Last week, Liuwa UPND member of parliament Dr Situmbeko Musokotwane urged Zesco to allow the mines import their own power in order to cushion the country’s power deficit.
“Also, I want to tell you that my committee in Parliament, there was a time when we visited the mines, they told me that ‘if we are permitted by Zesco, we can import our own electricity, the only thing Zesco needs to do is to allow us to move that electricity on their pylons, but we can make our own arrangements to import electricity’, whether it’s from South Africa, Congo, I don’t know. In my view, they should be allowed to do so because if they are allowed to import electricity, it means that, of course, they will pay so government doesn’t need to subsidize, but, of course, it means that there will be slightly more electricity that will be available for other people, but for now, the mines, you and me are struggling to get a portion of what Zesco gives us. So, if somebody offers and says ‘don’t worry about me, I can make my own arrangements,’ why should you stop them?

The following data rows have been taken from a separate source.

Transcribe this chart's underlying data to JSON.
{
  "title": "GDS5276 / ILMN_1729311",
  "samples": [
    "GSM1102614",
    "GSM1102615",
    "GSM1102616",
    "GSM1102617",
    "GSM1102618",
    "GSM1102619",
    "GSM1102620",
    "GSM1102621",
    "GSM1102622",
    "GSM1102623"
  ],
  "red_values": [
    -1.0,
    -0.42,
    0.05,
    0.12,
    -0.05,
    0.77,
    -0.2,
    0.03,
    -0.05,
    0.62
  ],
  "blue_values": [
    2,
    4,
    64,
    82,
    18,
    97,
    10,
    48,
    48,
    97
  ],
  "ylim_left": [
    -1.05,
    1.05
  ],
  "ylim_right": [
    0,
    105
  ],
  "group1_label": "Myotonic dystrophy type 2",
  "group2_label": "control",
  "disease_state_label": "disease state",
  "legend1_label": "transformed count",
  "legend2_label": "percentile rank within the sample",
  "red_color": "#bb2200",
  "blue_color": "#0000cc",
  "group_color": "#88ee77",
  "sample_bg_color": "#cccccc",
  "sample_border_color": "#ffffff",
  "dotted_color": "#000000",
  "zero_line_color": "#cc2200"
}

So, in the short-term, I think it’s important for the mines to be allowed to import electricity so that the rest of us can have more,” urged Dr Msokotwane.
And in an interview, Chamber of Mines president Goodwell Mateyo urged government to allow mining companies to start importing their own power to help cushion the country’s power deficit, which still remains at an estimated 400MW after South Africa’s Eskom commenced its imports of 300MW from this month.
Mateyo noted that the only challenge, which currently hampered the mines from importing their own power, was a license by the Ministry of Energy.
“I think the challenge is that the Ministry must sanction or license any power imports so the constraints would lie with the Ministry of Energy. But I do know that there were some efforts in the past for some of the mines to try and import power, but they were not allowed to. I think it’s an option that the Ministry must leave open and available to the mines,” said Mateyo.
And the Chamber expressed disappointment that Dr Ng’andu did not make any changes to the disputed 2019 mining fiscal regime, which raised mineral royalties by 1.5 percentage points across all levels of the sliding scale, among other punitive measures.
Chamber chief executive officer Sokwani Chilembo stated that while government deserved commendation for scrapping the Goods and Services Tax (GST), he complained that the 2019 mining fiscal regime still remained in place.
According to the Chamber, the 2020 budget had not only failed to give respite from the tax burden, it has added to it because the effect of additional tax measures will be to increase the cost of capital equipment by 10 per cent, and the cost of consumables, such as spare parts, by 16 per cent.
“Following this budget, and the impact that it will have on the cost profile of Zambia’s mines, we maintain our prediction of a 100,000-tonne reduction in copper production for this year, with a further commensurate drop in 2020. Now that KCM is effectively in State hands, the government will have first-hand experience of the costs pressure the sector is under. They can, therefore, act on what they are seeing, not just what we are telling them. We hope they do so before irreparable damage is caused,” stated Chilembo in a statement released, Monday.